This blog is not a marketing channel
Adriana addresses something that has irked me ever since agency types started discovering blogs: They expect blogs to act like the tired websites they and their clients have been using for years. (Let’s not even get into the hilarity of a self-described “media consultant” sending an email like that to someone like Adriana.) She blogs:
I used to (and still do now and then) receive emails with inquiries about what I do, which would be getting easier to answer if I didn’t keep evolving what I do to the point where I can never simply describe it. Sadly, the elevator pitch forever eludes me. What strikes me as odd about this email is that Tim presumes that my blog(s) are there for his effortless decision of whether his clients should be interested in this or not. They are there for me and, luckily, for those readers who enjoy the same stuff I do. It’s not a marketing channel - a brief look at what I blog about puts stop to any doubt about that! I guess Tim was looking for a shortcut, for the packaging of the new-fangled online stuff (I am assuming it’s social media that caught his attention) that would sell itself to him so he can then sell it to his clients. Well, nothing wrong with that if it works for you but it’s not how I work.
She also draws the important distinction between identity and brand. (Ugh, how long before agency types start using the made-up verb identitying?)
A blog gives you a chance to build your own identity, which is miles better than brand. It allows for a mix of trivial, serious, thoughtful and sometimes stupid.. just like the human being behind it. That is the authenticity that companies would like to infuse their brands with. Alas, it’s like with androids. Close but not quite. And often, not even close…
This makes it difficult when talking to traditional PR and marketing types about anything to do with the internet. I was speaking to one such person last week in London, someone who in short order admitted that he had never seen Facebook, had no idea what it was, and then said that it was obviously rubbish and only for pathetic people who like to air their dirty linen in public.

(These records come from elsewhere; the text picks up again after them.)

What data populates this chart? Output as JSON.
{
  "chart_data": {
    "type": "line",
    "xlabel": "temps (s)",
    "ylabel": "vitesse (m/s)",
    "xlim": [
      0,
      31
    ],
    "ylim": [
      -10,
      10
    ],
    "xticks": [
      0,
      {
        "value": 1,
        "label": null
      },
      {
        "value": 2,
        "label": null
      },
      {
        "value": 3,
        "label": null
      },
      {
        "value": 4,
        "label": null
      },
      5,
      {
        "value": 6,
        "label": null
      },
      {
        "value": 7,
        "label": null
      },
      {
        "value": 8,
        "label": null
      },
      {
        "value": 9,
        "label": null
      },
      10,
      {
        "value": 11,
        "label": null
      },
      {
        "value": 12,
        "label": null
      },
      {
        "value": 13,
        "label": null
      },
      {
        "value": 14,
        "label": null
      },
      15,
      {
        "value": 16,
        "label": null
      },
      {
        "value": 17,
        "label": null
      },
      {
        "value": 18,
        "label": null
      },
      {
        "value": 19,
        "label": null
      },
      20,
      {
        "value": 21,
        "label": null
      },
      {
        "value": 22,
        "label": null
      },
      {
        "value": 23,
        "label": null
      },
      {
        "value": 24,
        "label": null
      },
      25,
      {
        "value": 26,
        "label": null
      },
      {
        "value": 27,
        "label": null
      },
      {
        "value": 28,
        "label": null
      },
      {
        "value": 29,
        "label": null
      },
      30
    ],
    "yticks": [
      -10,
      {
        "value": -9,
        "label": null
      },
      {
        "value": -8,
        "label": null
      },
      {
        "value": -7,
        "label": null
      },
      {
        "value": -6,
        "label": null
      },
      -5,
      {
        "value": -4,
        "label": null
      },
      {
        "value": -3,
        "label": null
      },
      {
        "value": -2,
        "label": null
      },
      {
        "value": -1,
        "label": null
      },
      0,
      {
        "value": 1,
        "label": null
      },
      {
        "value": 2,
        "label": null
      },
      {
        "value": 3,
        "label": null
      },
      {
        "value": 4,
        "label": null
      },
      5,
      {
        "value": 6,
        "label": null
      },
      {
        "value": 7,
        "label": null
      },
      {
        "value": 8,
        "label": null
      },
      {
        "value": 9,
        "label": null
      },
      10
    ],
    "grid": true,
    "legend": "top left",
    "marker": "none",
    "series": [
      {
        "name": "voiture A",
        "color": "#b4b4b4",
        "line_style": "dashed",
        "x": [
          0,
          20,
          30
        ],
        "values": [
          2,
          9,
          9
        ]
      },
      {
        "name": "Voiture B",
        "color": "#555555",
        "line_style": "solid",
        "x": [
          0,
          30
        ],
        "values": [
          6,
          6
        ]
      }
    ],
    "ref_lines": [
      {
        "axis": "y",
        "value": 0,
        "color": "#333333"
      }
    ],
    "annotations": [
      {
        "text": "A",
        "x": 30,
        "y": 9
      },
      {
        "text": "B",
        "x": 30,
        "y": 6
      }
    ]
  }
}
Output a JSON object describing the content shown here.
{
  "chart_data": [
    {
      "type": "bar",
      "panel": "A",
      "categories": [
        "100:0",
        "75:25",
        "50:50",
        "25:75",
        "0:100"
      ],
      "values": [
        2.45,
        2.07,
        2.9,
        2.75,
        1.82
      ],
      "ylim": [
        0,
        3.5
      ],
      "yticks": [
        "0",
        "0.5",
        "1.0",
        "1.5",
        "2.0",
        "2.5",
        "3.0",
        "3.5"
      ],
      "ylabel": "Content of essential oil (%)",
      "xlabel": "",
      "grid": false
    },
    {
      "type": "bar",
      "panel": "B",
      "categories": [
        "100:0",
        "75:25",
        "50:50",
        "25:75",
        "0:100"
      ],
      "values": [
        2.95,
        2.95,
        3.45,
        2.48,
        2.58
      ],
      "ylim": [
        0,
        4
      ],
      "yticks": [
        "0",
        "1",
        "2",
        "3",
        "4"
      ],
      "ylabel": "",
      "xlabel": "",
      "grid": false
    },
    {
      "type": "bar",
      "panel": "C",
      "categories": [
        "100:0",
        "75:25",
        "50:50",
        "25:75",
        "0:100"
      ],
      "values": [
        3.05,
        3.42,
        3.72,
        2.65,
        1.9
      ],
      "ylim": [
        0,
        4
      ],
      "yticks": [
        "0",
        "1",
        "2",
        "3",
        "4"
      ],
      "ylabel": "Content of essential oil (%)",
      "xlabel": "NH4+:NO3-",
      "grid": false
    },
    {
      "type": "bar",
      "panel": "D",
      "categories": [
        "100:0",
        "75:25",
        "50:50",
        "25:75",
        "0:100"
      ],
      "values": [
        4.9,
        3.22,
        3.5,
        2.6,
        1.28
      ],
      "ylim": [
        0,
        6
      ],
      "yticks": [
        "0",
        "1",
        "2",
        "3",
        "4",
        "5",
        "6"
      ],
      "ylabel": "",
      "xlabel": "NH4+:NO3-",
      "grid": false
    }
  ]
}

If I’d had any interest in talking sense into him, I’d have had no idea how to start. (This is why I am not interested in working with the there’s-nothing-you-can-teach-me types. Overworked and underpaid, that.) Instead, I urged him to sign up and play around with it, if he could be compelled to slum it with us saddoes.
There is a more fundamental issue at play here, which is humanity. Most, if not all, marketing has had the humanity sucked out of it as a necessary element of being supposedly “professional”. Letting humanity shine through can make trad types distinctly uncomfortable. They’ve been conditioned to reject it, and to feel smug and superior for having done so (see above re airing dirty linen in public). To such people, it makes no sense why someone like me would have no qualms about saying on Facebook that I’ve split with my fiancĂ©, or blogging here about being in AA. That’s truth, and the truth in their world is a dangerous thing. In my world, it is what it is, and I’ve no more urge to give you a bat to beat me with than I do to beat you with whatever truth you may openly share. I cannot imagine a happy life, full of growth, that has been expunged of all humanity, flaws and all. Can you?